The A&R MLA will amend the existing master license agreement between YRICF and YCCL to, among other things, (i) provide YCCL the opportunity to earn certain incentives based on Yum China's achievement of KFC system sales growth targets over the next 12 years, and (ii) establish the terms on which the parties will work together to establish long-term growth plans for Taco Bell in the PRC.
Related Agreements
At the China Closing (or, if sooner, the closing of the transaction for the Pizza Hut business, excluding the PRC), the Company will cause certain other related agreements to be executed and delivered in the forms attached to the China Purchase Agreement.
Other Terms of the China Transaction
The China Purchase Agreement contains customary representations, warranties and covenants for similar transactions that are subject, in some cases, to specified exceptions and qualifications contained in the China Purchase Agreement. All representations and warranties and, subject to limited exceptions, certain covenants expire at the China Closing. The sole remedies of either party with respect to a breach by the other party under the China Purchase Agreement are (w) for breach of covenants and agreements that by their terms survive and require performance following the Closing,
4
(x) in the case of Yum China, pursuant to the tax indemnity provided by the Company with respect to certain tax liabilities from prior to the China Closing, (y) under the Related Agreements (as defined in the China Purchase Agreement) and the Surviving Intercompany Agreements (as defined in the Purchase Agreement), and (z) fraud. Yum China will also have the ability to recover under a representation and warranty insurance policy if secured and paid for by Yum China. The covenants include, among others, the following: (i) the Company is obligated to cause the China Acquired Companies to engage solely in activities incidental to the ownership and licensing to Yum China of intellectual property used in the Pizza Hut business in the PRC or incidental to their formation and continued existence, and (ii) the Company agrees not to engage in certain activities with respect to the China Acquired Companies between the execution of the China Purchase Agreement and China Closing, except with the written consent of Yum China (not to be unreasonably withheld, conditioned or delayed). Each of the parties is required to use their respective reasonable best efforts to consummate the China Transaction as promptly as practicable.
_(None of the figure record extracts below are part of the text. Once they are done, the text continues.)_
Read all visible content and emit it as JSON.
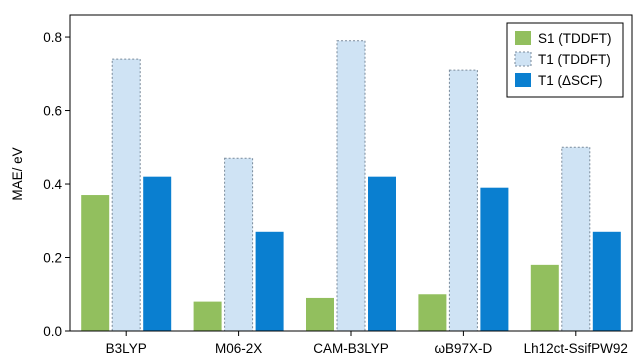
{
  "chart_data": {
    "type": "bar",
    "title": "",
    "xlabel": "",
    "ylabel": "MAE/ eV",
    "ylim": [
      0,
      0.86
    ],
    "yticks": [
      "0.0",
      "0.2",
      "0.4",
      "0.6",
      "0.8"
    ],
    "grid": false,
    "legend_position": "top-right",
    "categories": [
      "B3LYP",
      "M06-2X",
      "CAM-B3LYP",
      "ωB97X-D",
      "Lh12ct-SsifPW92"
    ],
    "series": [
      {
        "name": "S1 (TDDFT)",
        "color": "#92bf5e",
        "style": "solid",
        "values": [
          0.37,
          0.08,
          0.09,
          0.1,
          0.18
        ]
      },
      {
        "name": "T1 (TDDFT)",
        "color": "#cfe3f4",
        "style": "dashed",
        "values": [
          0.74,
          0.47,
          0.79,
          0.71,
          0.5
        ]
      },
      {
        "name": "T1 (ΔSCF)",
        "color": "#0a7fd0",
        "style": "solid",
        "values": [
          0.42,
          0.27,
          0.42,
          0.39,
          0.27
        ]
      }
    ]
  }
}
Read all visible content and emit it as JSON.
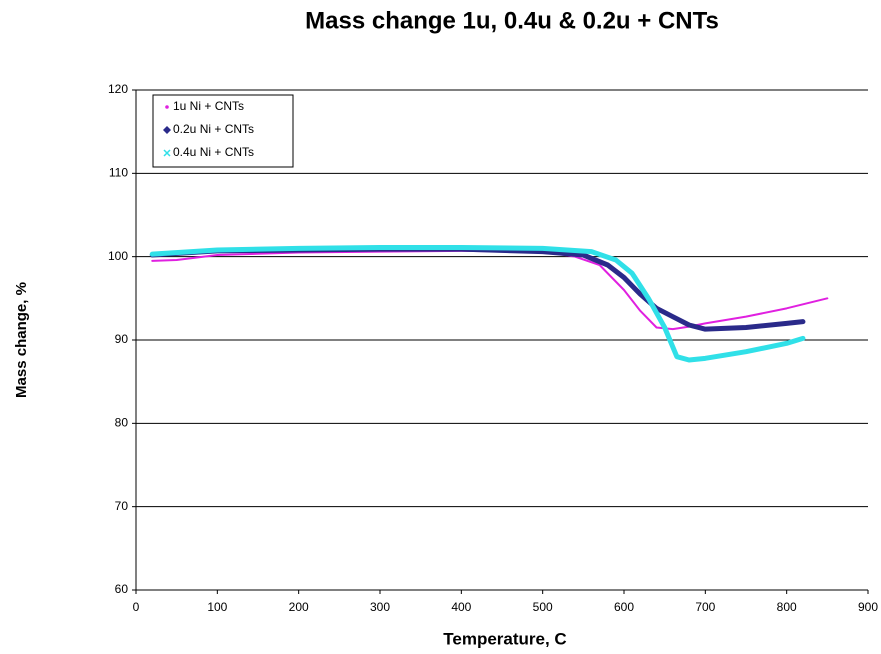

The Company has agreed to indemnify Yum China for certain pre-closing taxes of the China Acquired Companies.
Qualifications
The foregoing descriptions of the Purchase Agreement, the Transaction, the China Purchase Agreement and the China Transaction do not purport to be complete and are subject to, and qualified in their entirety by, the full text of the Purchase Agreement and the China Purchase Agreement, each of which will be filed as an exhibit to the Company's next Quarterly Report on Form 10-Q.
| Item 8.01 |
Other Events |
Share Purchase Program
The net after-tax proceeds of the Transactions will be used in accordance with the Company's capital allocation strategy, including investing in the business and returning excess capital to shareholders. The Company's Board of Directors has approved a new share repurchase authorization, which authorizes repurchases of up to $4.0 billion shares of common stock from the earlier of the exhaustion or expiration of the Company's current share purchase authorization through June 30, 2028. This authorization is in addition to the approximately $400 million currently available under the Company's existing share repurchase program, which expires on December 31, 2026.